The May CPI report, released June 10, printed a headline 4.2% year-over-year — the highest reading since April 2023 and up from April's 3.8%. Core CPI accelerated to 2.9%, its highest level since September 2025. Energy pulled the tape higher yet again, up 23.5% year-over-year with gasoline running +40.5%. On June 25, the May PCE report corroborated the picture: headline PCE at 4.1% and core PCE at 3.4% — the highest core reading since October 2023. Even with crude falling in real time, the year-over-year comparisons hardened, giving Chair Warsh's dot-plot pivot immediate empirical cover.

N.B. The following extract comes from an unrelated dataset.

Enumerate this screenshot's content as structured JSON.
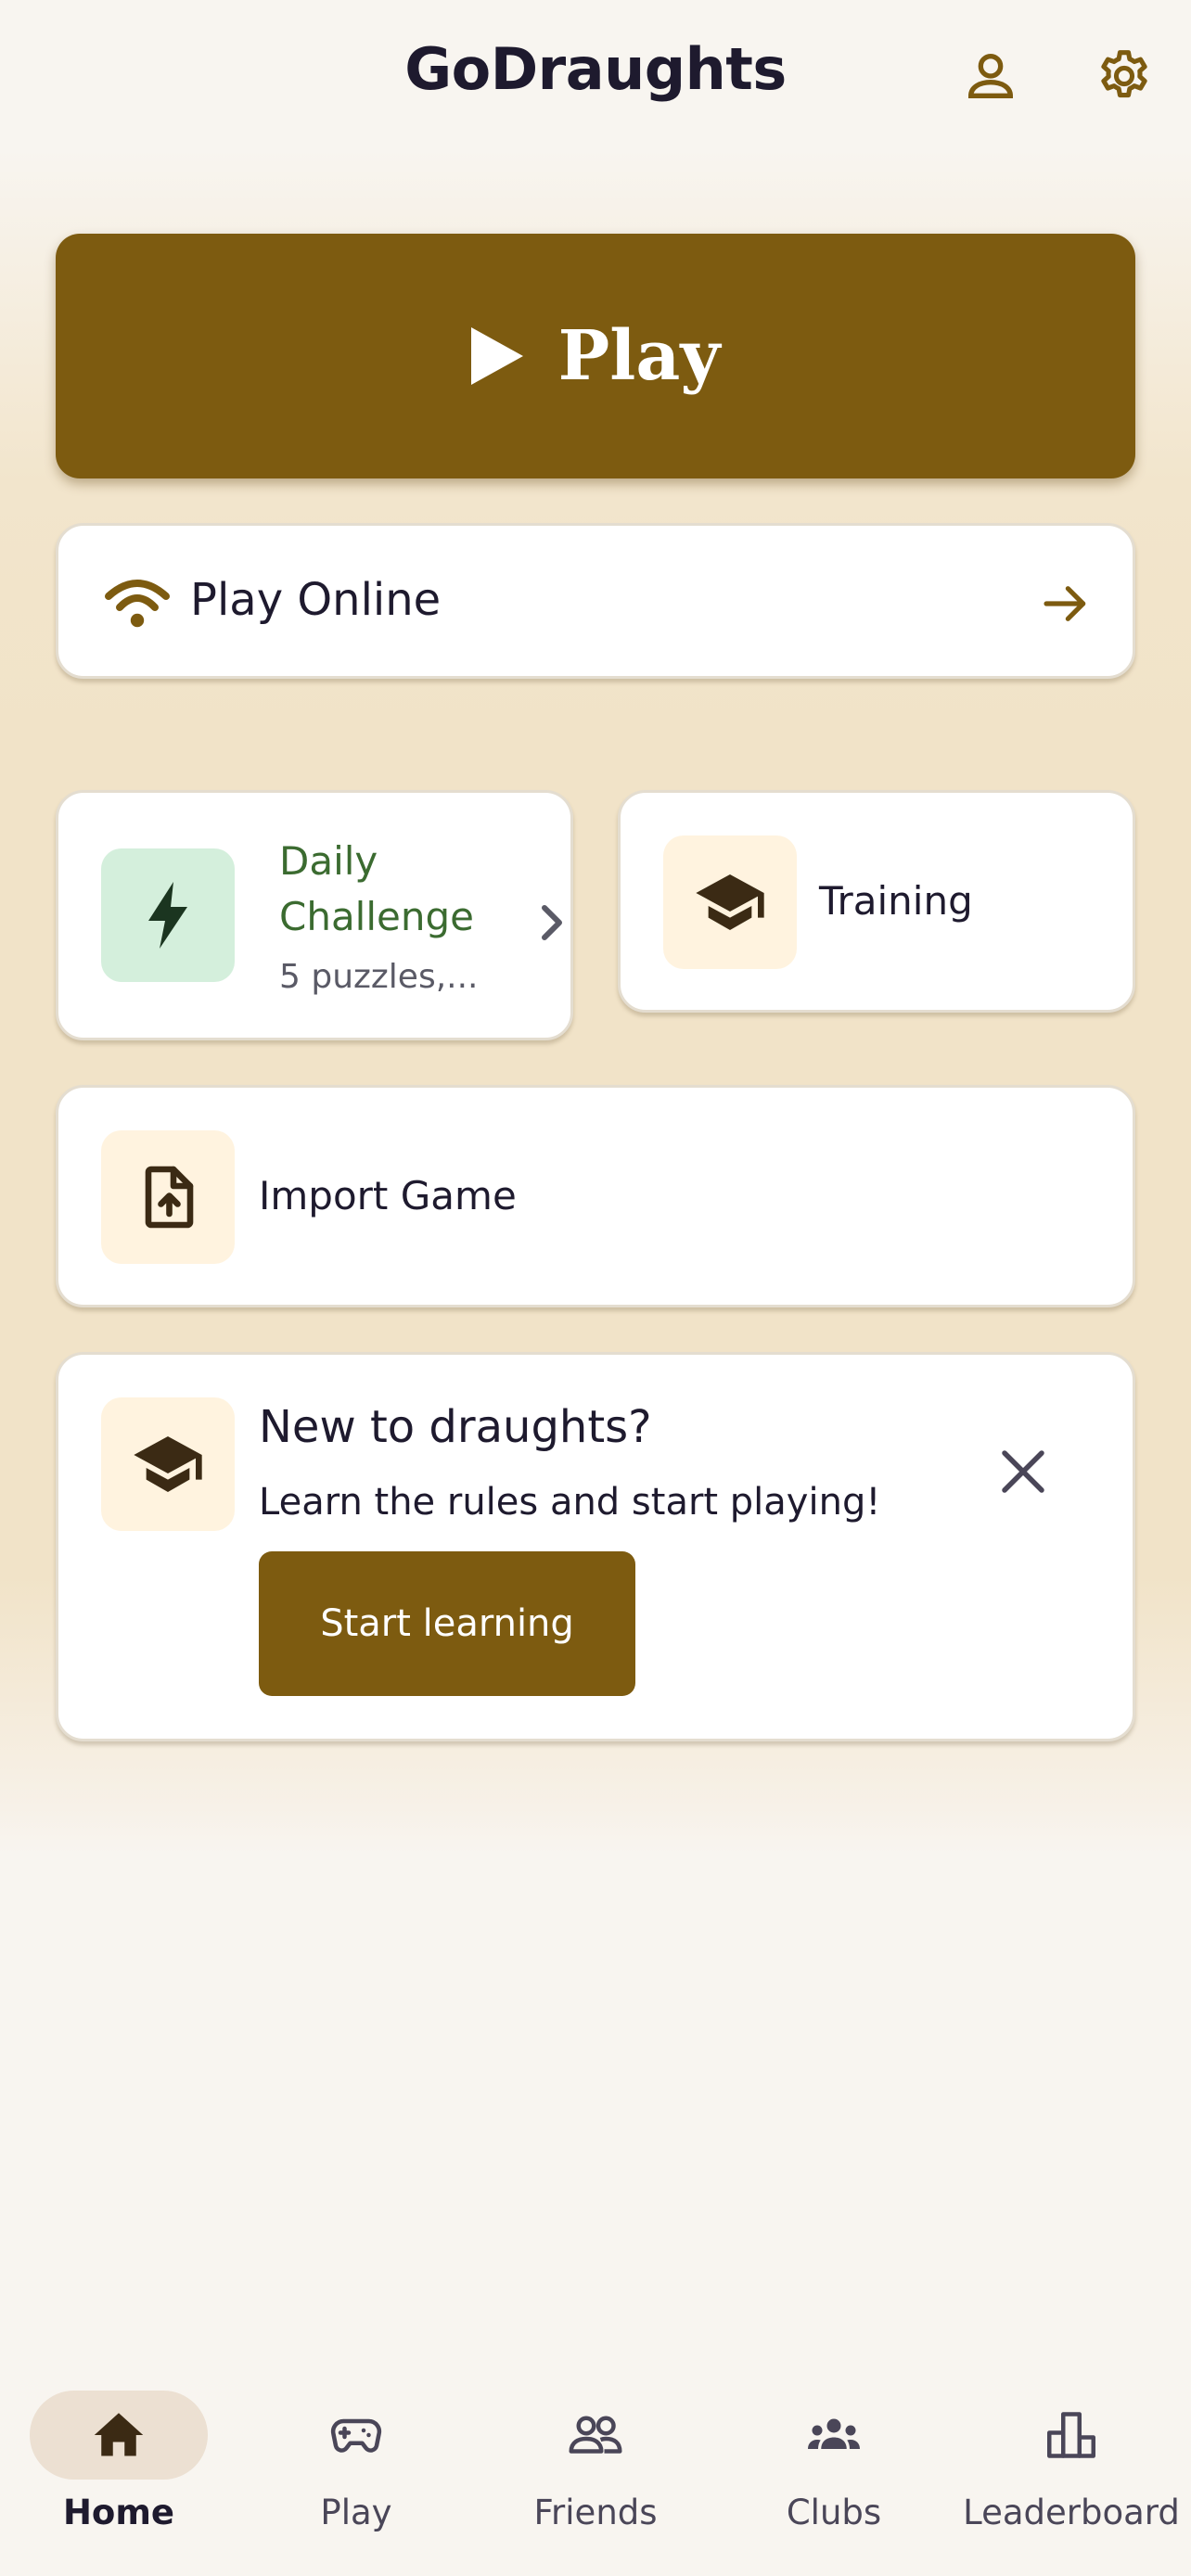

Micron's Trillion-Dollar Quarter

The June earnings marquee belonged to Micron Technology. Reporting fiscal Q3 on June 24, the memory-chip maker delivered $41.46 billion in revenue and non-GAAP EPS of $25.11 — obliterating analyst forecasts and sending shares up 18% in pre-market trading. Management disclosed sixteen long-term contracts with data-center operators and automakers that lock in HBM4 supply for three-to-five years, effectively "selling out" 2026 and much of 2027 capacity. Micron closed the month with a market capitalization above $1 trillion and a trailing one-year price gain approaching 700%. The strength, however, did not lift the broader semiconductor tape: Nvidia, AMD, and Micron itself led a late-month risk-off rotation on Fed hawkishness, dragging the Nasdaq into the red for June even as Q2 finished as the strongest quarter since 2020.

Supreme Court: Fed Independence Preserved (Narrowly)

On June 29, the Supreme Court ruled 5–4 in Trump v. Cook that Federal Reserve Governor Lisa Cook may remain in her position pending further litigation, blocking the administration's attempt to remove her over disputed mortgage-fraud allegations. In the same opinion cluster the Court expanded the President's power to remove commissioners at other independent agencies — most immediately, FTC Commissioner Rebecca Slaughter — sharply narrowing the Humphrey's Executor precedent. The market read the outcome as net-positive for Fed independence, though the tighter framework leaves the door open for future litigation. Treasuries firmed on the ruling; the dollar index closed near 101.34, its highest since January.

Data Bookends: May Jobs and Q1 GDP Revision

The May Employment Situation, released June 5, beat every economist forecast: nonfarm payrolls rose +172,000, the unemployment rate held at 4.3%, and prior-two-month revisions added a combined +93,000. The Q1 GDP third estimate, released June 25, revised growth up to 2.1% annualized from the 2.0% advance print — a rare positive revision driven principally by softer imports rather than stronger domestic demand. Together, the two reports blunted recession-risk chatter and gave the Fed's hawkish pivot additional room to breathe.

The Haven Trade Cracks

Gold, the standout performer of the prior six months, gave back a decisive slice of its war premium: the LBMA PM Fix closed June at $4,026.45, an 11.43% monthly loss and its worst month in several years. Central-bank buying continued but ETF outflows accelerated as real rates ticked higher and the dollar firmed. Bitcoin extended its slide, ending June near $58,504 — down 20.81% on the month and 33.14% year-to-date, the lowest level since September 2024. The U.S. Dollar Index, meanwhile, jumped 2.43% to 101.34, its highest close since January, as the removal of the 2026 rate-cut narrative widened the front-end rate differential against G10 peers.